As a sportsman, one is almost duty-bound to refrain from giving any actual opinions, voicing any concerns or sharing any genuine desires when asked a question by anyone other than one's own mother. In the terrifying interview situation, the straight bat is the tool of choice when the brain is scrambling to find an answer that will not offend anybody or let too much go. However, as a sports fan, I am as bored and frustrated as anyone by the allergy to actual information that seemingly infects the minds of sporting interviewees the world over. So I thought I might break the mould a little.
In a few days, Martin Johnson will announce his England squad to tour Australia and New Zealand. It wouldn't half be nice to be in it. I know, I have now opened myself up to the ritualistic banter and haranguing reserved solely for a rugby player by his team-mates but it is true; I want to go. Were I not selected then the disappointment would outweigh the boys' fun anyway, so the risk is minimised at least.
The last England tour I was on was in 2004, incidentally to the very same parts of the world. I had picked up what seemed to be a relatively innocuous heel injury a week before the end of the season and, despite the best efforts of the medical staff, remained injured for the trip's duration. And, as it happened, for another 19 months after that. To be there from start to finish but not once lace up my boots was a real low point. Yes, I worked hard at my rehabilitation but I was never part of the tour, and I arrived home feeling I had unfinished business (and a bloody sore foot – the 24-hour flight made it look like my granny's!).
More bad luck and injuries followed and, cue violins please, all hopes of an England recall looked lost for eternity. Yes, all very sad I know but please, save your tears. I always believed that, despite experts disagreeing, I could become a consistent player again capable of doing the England jersey justice should the call ever come.
It was one pearl of wisdom from the physiotherapist who – not to put too fine a point on it – saved my career that illuminated a lightbulb in my darkening little mind. He said: "David, you work hard and that is good. But if you want to keep playing you need to work harder than everybody else and harder than your current mental parameters deem reasonable." And so began a 12-month programme involving a gruelling endurance circuit after breakfast every day, with no days off permitted. No holidays. No booze. No rest.
Now were I a rower or a triathlete this might not have been quite such a shock to the system but, as I mentioned last week, we rugby types are more used to the sort of regime that, while full of hard graft, also allows time to relax with a beverage of choice. While I do not, of course, believe that a bit of hard yakka should qualify a paid employee for the Victoria Cross, it did bring with it great rewards; being fit and available season after season is a gift in itself.
But what would be even nicer is for one's name to pop up on Teletext next week. If it doesn't, I will live. If it does, I might just put the kettle on and celebrate in style. So with this cathartic episode now fully promulgated I must slip back into Chief Superintendent mode, for we must never give too much away. The power of information is a shadow cast over us all.

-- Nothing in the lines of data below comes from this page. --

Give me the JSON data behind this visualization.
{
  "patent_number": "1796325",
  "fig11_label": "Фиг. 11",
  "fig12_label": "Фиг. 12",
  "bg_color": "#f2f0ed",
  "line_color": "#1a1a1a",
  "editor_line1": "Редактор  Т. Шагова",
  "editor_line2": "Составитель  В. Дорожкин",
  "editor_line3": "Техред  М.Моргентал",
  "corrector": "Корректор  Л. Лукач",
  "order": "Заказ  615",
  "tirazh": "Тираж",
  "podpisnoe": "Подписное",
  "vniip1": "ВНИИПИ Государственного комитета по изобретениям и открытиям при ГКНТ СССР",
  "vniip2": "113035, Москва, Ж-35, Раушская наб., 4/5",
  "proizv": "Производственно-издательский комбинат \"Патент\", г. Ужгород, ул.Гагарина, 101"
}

Robot the only thing missing at the Rec
It was a dead rubber for Leeds yesterday but Bath's coach, Steve Meehan, had stressed that it was our most important game of the season. All the pats on the back we have had would have meant nothing if we had failed to make the top four. Our fate was in our hands – which would have been inconceivable six months ago – and to fail would have been a case of monumental choking.

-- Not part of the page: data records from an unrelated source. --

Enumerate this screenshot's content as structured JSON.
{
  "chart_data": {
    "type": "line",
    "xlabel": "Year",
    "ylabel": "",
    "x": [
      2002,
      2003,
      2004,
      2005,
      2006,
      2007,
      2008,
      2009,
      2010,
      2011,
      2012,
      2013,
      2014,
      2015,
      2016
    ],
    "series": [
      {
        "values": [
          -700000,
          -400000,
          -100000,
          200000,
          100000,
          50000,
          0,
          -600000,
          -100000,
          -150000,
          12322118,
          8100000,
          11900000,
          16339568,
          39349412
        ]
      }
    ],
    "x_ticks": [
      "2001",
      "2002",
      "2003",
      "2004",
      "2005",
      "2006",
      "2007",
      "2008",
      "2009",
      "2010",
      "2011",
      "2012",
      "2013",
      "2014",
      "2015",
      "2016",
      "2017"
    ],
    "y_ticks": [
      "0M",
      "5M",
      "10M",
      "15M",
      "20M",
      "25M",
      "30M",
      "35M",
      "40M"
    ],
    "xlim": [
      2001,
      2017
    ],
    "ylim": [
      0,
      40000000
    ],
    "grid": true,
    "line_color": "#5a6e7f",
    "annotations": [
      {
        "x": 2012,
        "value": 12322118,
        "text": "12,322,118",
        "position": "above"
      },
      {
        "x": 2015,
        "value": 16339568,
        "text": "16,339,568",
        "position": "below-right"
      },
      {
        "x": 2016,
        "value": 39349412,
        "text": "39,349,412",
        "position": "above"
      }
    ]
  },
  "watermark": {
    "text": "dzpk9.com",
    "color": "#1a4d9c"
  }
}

The game was tetchy for 20 minutes – we hadn't played for a fortnight and there was so much at stake. But we got over the line and I claim credit for an immaculate bounce pass to Joe Maddock which resulted in Matt Banahan's try. The assist of the season?
I even sniffed a try of my own, only for the referee to blow up when I was "clear". David Rose, the fourth official, had just come on to replace the injured Martin Fox. I said to Rosie: "Mate, your first contribution is to deny this crowd at the Rec my first try celebration in seven years. I hope you're proud!" For those interested, my celebration would have been a mix of Peter Crouch's robot and Gazza's dentist's chair. I'd have avoided the Robbie Fowler "white lines" special.
So it's Leicester away in the semis. There is no bigger challenge in English rugby. We go up there as huge underdogs but we're having a great time and if we can pull it off, spirits will be even higher than they are. Which is hard to imagine.